Calls to strengthen unrestricted surveillance laws

The stickers on the mobile phones read the slogan: This Effects You. Photo by esshengexeba.ge
Agenda.ge, 06 Mar 2014 - 19:36, Tbilisi,Georgia

Human rights and watchdog groups have called on the Georgian Government to create a law to limit the Government’s capabilities to carry out illegal surveillance.

Earlier today, Georgia’s Public Defender Ucha Nanuashvili said the Government currently had the ability to conduct illegal surveillance on Georgian citizens but had no information whether the Government used it in practice. 

"The issue needs to be regulated, considering the facts of secret recordings undertaken by the previous Government. But I have no information if the current Government carries out and keeps illegal recordings,” Nanuashvili said. 

Meanwhile, a dozen Georgian civil society organizations have teamed up in a campaign, called This Affects You, aimed to establish a mechanism that would rein in the Government’s capabilities to carry out illegal surveillance. 

The collective group believed the present laws could not protect Georgian citizens from being illegally spied on, and called the Government to create rules to ensure proper judicial oversight over Government surveillance practices. 

In particularly they called for action to: 

  • Set up an efficient system, which provided higher standards of investigations but banned methods of illegally obtaining recordings by law enforcement agencies.   
  • Allow surveillance and eavesdropping to be carried out only in specific cases, including serious crimes. 
  • Set limits for private recordings and eavesdropping, as well as setting rules to keep and destroy the recordings.
  • Introduce mechanisms to oversee the surveillance.  

The issue of illegal surveillance has become subject of intense discussion in Georgia following the revelation thousands of secret video recordings were kept by the former government of Georgia. 

The current Government has pledged to establish strong mechanisms in legislative and executive level to prevent illegal surveillance.
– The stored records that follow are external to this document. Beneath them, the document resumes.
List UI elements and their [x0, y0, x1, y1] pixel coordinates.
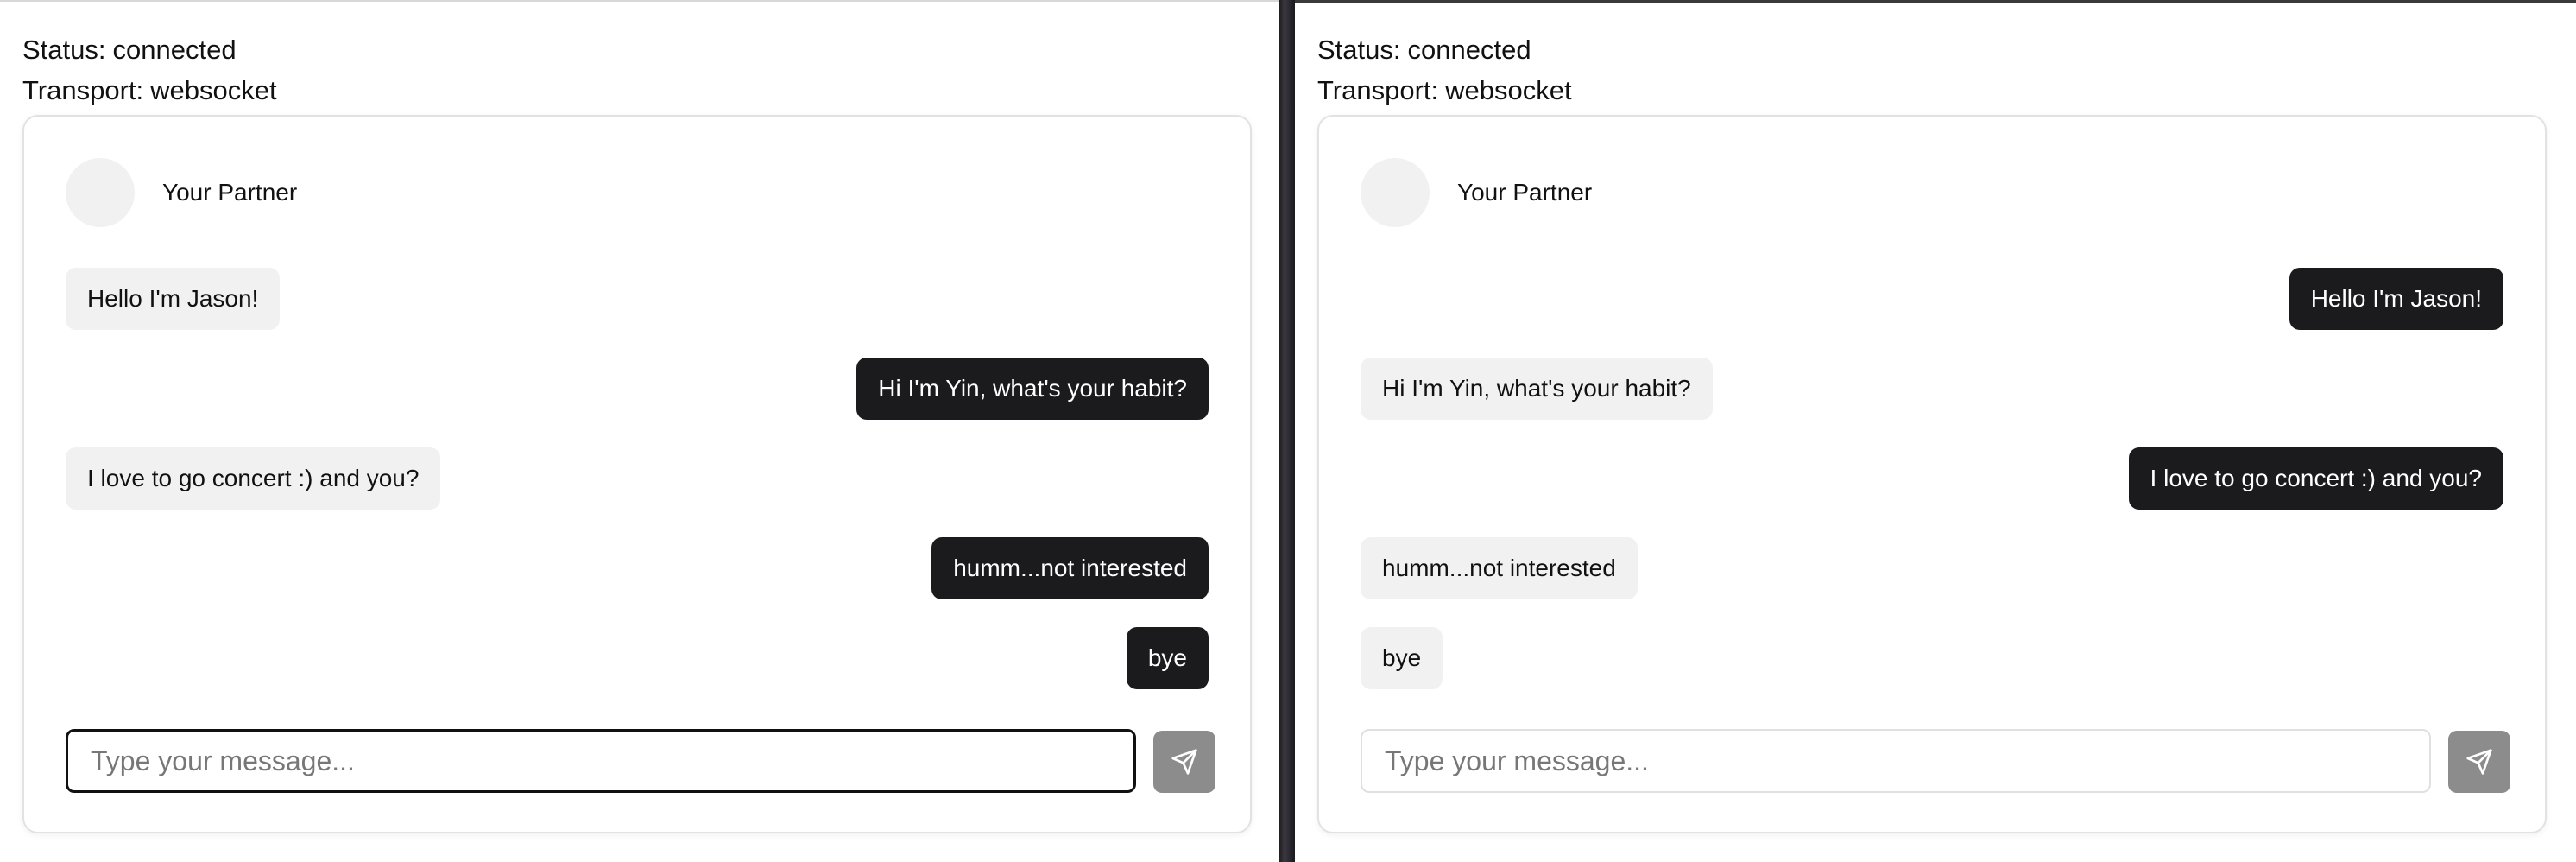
send-icon: [2466, 749, 2492, 775]
chat-message: humm...not interested: [1361, 537, 1638, 599]
partner-name: Your Partner: [162, 179, 298, 206]
send-button[interactable]: [2448, 731, 2510, 793]
message-input[interactable]: [66, 729, 1136, 793]
send-button[interactable]: [1153, 731, 1215, 793]
status-value: connected: [112, 35, 237, 65]
transport-value: websocket: [150, 75, 277, 105]
status-label: Status:: [1317, 35, 1401, 65]
chat-message: bye: [1126, 627, 1209, 689]
chat-message: bye: [1361, 627, 1443, 689]
partner-name: Your Partner: [1457, 179, 1593, 206]
connection-status: Status: connected: [22, 35, 237, 66]
chat-window-left: Status: connected Transport: websocket You…: [0, 0, 1279, 862]
send-icon: [1171, 749, 1197, 775]
transport-value: websocket: [1445, 75, 1572, 105]
chat-message: humm...not interested: [931, 537, 1209, 599]
chat-card: Your Partner Hello I'm Jason! Hi I'm Yin…: [1317, 115, 2547, 833]
chat-message: Hi I'm Yin, what's your habit?: [1361, 358, 1713, 420]
chat-message: I love to go concert :) and you?: [66, 447, 441, 510]
chat-window-right: Status: connected Transport: websocket You…: [1295, 0, 2576, 862]
transport-status: Transport: websocket: [22, 75, 277, 106]
chat-message: Hello I'm Jason!: [66, 268, 281, 330]
message-input[interactable]: [1361, 729, 2431, 793]
transport-label: Transport:: [1317, 75, 1439, 105]
connection-status: Status: connected: [1317, 35, 1531, 66]
status-value: connected: [1407, 35, 1531, 65]
chat-message: Hello I'm Jason!: [2289, 268, 2503, 330]
avatar: [1361, 158, 1430, 227]
chat-message: I love to go concert :) and you?: [2128, 447, 2503, 510]
transport-status: Transport: websocket: [1317, 75, 1572, 106]
chat-message: Hi I'm Yin, what's your habit?: [856, 358, 1209, 420]
chat-card: Your Partner Hello I'm Jason! Hi I'm Yin…: [22, 115, 1252, 833]
desktop-divider: [1279, 0, 1295, 862]
avatar: [66, 158, 135, 227]
status-label: Status:: [22, 35, 106, 65]
transport-label: Transport:: [22, 75, 144, 105]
But human rights and watchdog groups said despite these promises, law enforcement agencies still had unlimited access to data from communication service operators. 

"The ruling coalition, which came into power after the 2012 Parliamentary elections, did not carry out any systemic change in this regard,” read the statement released on behalf of the campaign group. 

The group members believed a draft law on surveillance and eavesdropping, initiated by Parliament last year, aimed to introduce standards that would protect people from being illegally spied on.

The draft law has not yet been accepted by Parliament. 

Meanwhile, the Minister of Internal Affairs Aleksandre Tchikaidze stressed the Government was going through the consultation process on introducing high standard regulations. 

He denied accusations that law enforcement agencies would still maintain the so-called 'black box' devices in the server infrastructure of major telecommunication companies, which give security agencies direct access to simultaneously monitoring thousands of mobile phone numbers. 

"Believe me [we are] not conducting any kind of illegal surveillance,” Tchikaidze said.

"I hope every Georgian citizen believes this in their everyday life. When there was a real basis for doubt, a percentage of people tried to keep silence and now these people are talking too much,” Tchikaidze said. 

It was revealed the Interior Ministry housed about 635 CDs containing more than 750 hours of secret video recordings. They were filmed over a number of years, from 2007 to 2012.